AWS Data Engineer
Role details
Job location
Tech stack
Job description
We are seeking an experienced AWS Data Engineer with strong expertise in ETL pipelines, Redshift, Iceberg, Athena, and S3 to support large-scale data processing and analytics initiatives in the telecom domain. The candidate will work closely with data architects, business analysts, and cross-functional teams to build scalable and efficient data solutions supporting network analytics, customer insights, billing systems, and telecom OSS/BSS workflows., 1. Data Engineering & ETL Development
- Design, develop, and maintain ETL/ELT pipelines using AWS-native services (Glue, Lambda, EMR, Step Functions).
- Implement data ingestion from telecom systems like OSS/BSS, CDRs, mediation systems, CRM, billing, network logs.
- Optimize ETL workflows for large-scale telecom datasets (high volume, high velocity).
- Data Warehousing (Redshift)
- Build and manage scalable Amazon Redshift clusters for reporting and analytics.
- Create and optimize schemas, tables, distribution keys, sort keys, and workload management.
- Implement Redshift Spectrum to query data in S3 using external tables.
- Data Lake & Iceberg
- Implement and maintain Apache Iceberg tables on AWS for schema evolution and ACID operations.
- Build Iceberg-based ingestion and transformation pipelines using Glue, EMR, or Spark.
- Ensure high performance for petabyte-scale telecom datasets (CDRs, tower logs, subscriber activity).
- Querying & Analytics (Athena)
- Develop and optimize Athena queries for operational and analytical reporting.
- Integrate Athena with S3/Iceberg for low-cost, serverless analytics.
- Manage Glue Data Catalog integrations and table schema management.
- Storage (S3) & Data Lake Architecture
- Design secure, cost-efficient S3 data lake structures (bronze/silver/gold zones).
- Implement data lifecycle policies, versioning, and partitioning strategies.
- Ensure data governance, metadata quality, and security (IAM, Lake Formation).
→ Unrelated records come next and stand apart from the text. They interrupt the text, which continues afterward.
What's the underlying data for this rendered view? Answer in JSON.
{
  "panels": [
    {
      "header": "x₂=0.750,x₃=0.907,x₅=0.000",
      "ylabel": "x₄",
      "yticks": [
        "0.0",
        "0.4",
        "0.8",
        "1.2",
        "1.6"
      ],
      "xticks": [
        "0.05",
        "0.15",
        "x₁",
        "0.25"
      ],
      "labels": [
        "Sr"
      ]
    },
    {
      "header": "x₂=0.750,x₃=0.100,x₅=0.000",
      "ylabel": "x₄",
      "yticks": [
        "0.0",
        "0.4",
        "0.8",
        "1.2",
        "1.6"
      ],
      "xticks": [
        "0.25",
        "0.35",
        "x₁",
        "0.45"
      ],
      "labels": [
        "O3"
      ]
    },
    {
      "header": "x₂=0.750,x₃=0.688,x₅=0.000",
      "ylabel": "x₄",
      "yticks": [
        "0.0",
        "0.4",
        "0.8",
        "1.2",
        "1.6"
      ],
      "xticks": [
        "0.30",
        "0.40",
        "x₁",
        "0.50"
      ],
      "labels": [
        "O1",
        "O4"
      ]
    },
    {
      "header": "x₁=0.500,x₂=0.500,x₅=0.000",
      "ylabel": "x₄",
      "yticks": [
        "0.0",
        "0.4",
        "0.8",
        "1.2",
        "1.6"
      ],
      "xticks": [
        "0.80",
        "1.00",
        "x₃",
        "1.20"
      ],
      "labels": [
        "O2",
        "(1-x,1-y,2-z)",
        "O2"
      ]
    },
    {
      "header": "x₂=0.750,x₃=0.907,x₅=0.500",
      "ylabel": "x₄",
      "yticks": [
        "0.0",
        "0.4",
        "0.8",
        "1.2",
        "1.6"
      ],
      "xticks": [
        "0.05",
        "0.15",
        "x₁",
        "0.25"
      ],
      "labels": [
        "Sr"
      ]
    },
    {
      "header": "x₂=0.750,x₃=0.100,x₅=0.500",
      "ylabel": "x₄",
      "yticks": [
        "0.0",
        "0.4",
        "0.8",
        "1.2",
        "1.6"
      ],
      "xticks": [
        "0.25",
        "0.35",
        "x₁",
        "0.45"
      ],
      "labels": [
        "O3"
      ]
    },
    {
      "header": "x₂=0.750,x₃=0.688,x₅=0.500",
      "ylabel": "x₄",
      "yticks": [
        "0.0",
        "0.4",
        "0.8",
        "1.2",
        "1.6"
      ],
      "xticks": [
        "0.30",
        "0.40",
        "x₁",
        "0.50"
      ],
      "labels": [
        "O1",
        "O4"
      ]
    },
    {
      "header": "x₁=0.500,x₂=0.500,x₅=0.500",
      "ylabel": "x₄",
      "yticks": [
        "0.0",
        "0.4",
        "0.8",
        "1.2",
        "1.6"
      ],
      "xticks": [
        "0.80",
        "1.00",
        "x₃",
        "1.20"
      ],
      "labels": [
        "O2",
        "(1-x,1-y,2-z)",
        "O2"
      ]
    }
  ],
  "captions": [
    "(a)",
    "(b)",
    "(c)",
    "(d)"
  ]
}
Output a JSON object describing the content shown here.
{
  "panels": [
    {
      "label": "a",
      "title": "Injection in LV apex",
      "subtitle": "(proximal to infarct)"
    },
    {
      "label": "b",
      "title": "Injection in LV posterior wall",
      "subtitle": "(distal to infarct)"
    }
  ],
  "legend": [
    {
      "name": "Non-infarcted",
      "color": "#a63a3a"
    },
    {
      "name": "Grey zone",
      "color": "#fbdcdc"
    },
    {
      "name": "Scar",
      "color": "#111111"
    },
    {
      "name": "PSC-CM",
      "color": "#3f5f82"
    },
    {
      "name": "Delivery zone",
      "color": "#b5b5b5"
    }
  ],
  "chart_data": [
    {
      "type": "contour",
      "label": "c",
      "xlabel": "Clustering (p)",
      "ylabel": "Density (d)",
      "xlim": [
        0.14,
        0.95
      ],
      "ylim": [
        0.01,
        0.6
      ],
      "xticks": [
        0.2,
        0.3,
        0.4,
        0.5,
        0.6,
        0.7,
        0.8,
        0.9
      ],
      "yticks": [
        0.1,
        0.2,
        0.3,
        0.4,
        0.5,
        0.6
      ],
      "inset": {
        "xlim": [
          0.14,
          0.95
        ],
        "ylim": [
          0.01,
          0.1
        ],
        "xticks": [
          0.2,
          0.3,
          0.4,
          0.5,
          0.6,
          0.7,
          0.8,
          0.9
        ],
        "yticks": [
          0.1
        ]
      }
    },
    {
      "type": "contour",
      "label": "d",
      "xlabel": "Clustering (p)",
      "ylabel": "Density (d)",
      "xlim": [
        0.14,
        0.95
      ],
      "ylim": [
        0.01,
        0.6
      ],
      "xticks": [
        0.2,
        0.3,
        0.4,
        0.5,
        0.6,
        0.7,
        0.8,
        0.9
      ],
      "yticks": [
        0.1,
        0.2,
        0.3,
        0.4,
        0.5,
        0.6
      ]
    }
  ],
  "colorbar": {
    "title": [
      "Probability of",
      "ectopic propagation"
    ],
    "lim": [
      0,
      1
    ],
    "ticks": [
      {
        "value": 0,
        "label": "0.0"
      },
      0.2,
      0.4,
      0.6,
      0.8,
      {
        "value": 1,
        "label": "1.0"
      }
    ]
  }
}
- Telecom Domain Expertise
- Understand telecom-specific datasets such as:
o CDR, xDR, subscriber data
o Network KPIs (4G/5G tower logs)
o Customer lifecycle & churn data
o Billing & revenue assurance
- Build models and pipelines to support network analytics, customer 360, churn prediction, fraud detection, etc.
- Performance Optimization & Monitoring
- Tune Spark/Glue jobs for performance and cost.
- Monitor Redshift/Athena/S3 efficiency and implement best practices.
- Perform data quality checks and validation across pipelines.
- DevOps & CI/CD (Preferred)
- Use Git, CodePipeline, Terraform/CloudFormation for infrastructure and deployments.
- Automate pipeline deployment and monitoring.
Requirements
- 8-10 years' experience in data engineering.
- Strong hands-on experience with:
o AWS S3, Athena, Glue, Redshift, EMR/Spark
o Apache Iceberg
o Python/SQL
- Experience in telecom data pipelines and handling large-scale structured/semi-structured data.
- Strong problem-solving, optimization, and debugging skills.
Good to Have Skills
- Knowledge of AWS Lake Formation, Kafka/Kinesis, Airflow, or Delta/Apache Hudi.
- Experience with ML workflows in telecom (churn, network prediction).
- Exposure to 5G network data models.